John Lukacs on the custodial role of schools

Here are some thought-provoking words from historian John Lukacs on education in recent decades as the “modern age” has begun to pass.

“The age of institutional schooling was another feature of the Modern Age. … By the nineteenth century the ideal of general and public education … became sacrosanct. Still, much of the training and the proper education of children remained the responsibility of parents in the home. During the twentieth century this changed. Like so many other things, the role of the schools became inflated and extended, diminishing the earlier responsibilities of parents. In the United States the principal and practical function of the schools often became custodial (especially when both parents were working away from home), though this was seldom acknowledged. After 1960 at least one-fourth of the population of the United States spent more than one-fourth of their entire lifetime in schools, from ages two to twenty-two” (p. 25, At the End of An Age, 2002).

This custodial aspect of today’s education environment has been greatly illustrated by the COVID-19 pandemic. Educators are rightly concerned about the loss of learning over the past 14 months, but many others were primarily concerned about the impact of closed schools, coupled with closed day cares, on the difficulty it made for parents to return to the workforce.

The custodial piece has also been illustrated for decades by the rise of extra-curricular activities, including the role of sports in school. Many parents want their kids involved in sports to keep them out of trouble during otherwise unsupervised times. And school boards sometimes seem more concerned about sports than about learning.

We are asking teachers to do too much for the money they are paid.
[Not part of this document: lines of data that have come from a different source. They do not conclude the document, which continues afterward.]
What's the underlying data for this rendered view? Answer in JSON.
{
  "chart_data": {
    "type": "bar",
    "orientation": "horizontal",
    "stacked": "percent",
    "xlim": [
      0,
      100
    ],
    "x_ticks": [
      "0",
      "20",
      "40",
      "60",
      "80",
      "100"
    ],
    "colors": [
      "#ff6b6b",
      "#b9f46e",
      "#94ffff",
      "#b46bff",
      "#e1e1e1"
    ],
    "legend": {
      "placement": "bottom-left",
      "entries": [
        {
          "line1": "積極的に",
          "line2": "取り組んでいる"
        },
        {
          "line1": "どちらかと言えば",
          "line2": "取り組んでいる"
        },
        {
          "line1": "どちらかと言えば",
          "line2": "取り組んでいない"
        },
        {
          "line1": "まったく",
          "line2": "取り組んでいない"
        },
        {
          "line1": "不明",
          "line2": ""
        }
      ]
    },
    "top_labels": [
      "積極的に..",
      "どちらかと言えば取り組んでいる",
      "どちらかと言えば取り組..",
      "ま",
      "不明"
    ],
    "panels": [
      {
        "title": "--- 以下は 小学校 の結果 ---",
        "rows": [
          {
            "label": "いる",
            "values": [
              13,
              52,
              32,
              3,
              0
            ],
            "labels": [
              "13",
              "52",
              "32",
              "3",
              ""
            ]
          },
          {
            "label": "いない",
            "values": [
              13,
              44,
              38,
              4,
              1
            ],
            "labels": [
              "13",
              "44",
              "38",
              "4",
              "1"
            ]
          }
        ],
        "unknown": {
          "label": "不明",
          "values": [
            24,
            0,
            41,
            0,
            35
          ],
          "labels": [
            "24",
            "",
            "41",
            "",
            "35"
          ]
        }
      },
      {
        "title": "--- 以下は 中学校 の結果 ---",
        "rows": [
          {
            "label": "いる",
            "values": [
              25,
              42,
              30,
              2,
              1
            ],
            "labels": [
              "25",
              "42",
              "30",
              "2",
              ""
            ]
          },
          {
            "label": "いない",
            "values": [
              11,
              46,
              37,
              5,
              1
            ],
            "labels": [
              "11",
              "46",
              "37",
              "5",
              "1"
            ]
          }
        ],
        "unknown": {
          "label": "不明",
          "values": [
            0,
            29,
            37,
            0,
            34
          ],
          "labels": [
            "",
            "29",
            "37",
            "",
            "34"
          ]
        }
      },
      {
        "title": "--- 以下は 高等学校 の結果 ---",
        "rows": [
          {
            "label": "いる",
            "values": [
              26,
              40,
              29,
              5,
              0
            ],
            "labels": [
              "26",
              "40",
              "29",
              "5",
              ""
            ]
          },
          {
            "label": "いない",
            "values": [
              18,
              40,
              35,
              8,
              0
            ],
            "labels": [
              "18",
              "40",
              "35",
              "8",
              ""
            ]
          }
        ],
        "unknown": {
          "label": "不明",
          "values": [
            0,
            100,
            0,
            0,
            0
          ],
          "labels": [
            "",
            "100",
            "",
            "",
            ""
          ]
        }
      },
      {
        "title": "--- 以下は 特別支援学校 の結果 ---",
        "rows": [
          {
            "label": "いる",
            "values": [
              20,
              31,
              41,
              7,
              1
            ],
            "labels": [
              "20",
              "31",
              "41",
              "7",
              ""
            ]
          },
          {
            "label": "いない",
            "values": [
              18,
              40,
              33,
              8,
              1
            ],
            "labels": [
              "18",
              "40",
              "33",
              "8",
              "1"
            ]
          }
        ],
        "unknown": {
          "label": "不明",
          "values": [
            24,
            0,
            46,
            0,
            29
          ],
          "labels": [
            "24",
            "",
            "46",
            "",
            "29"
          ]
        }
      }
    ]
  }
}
If we expect them to be surrogate parents — and that seems to be the de facto reality — then they should be compensated in a way that recognizes the importance of parenting children, even if by a surrogate parent.

By the way, I’m certainly not against women in the workplace. Some women are much more capable than their husbands of earning a living in the current commercial system. And here’s a related thought from Lukacs:

“… the desire of a woman to be employed somewhere in the so-called ‘marketplace’ was often not the result of financial necessity but, rather, of a new kind of impulse: the life of a housewife … proved to be lonely and boring. Women thought … that they were reacting against the age-old and often senseless categories and assertions of male authority; yet their dissatisfaction often arose not because of the oppressive strength but because of the weakness of males” (p. 23).

These quotes and comments are offered as food for thought. There is no way a few brief paragraphs can convey nuances of these very complex circumstances, but we surely need to think more on this subject.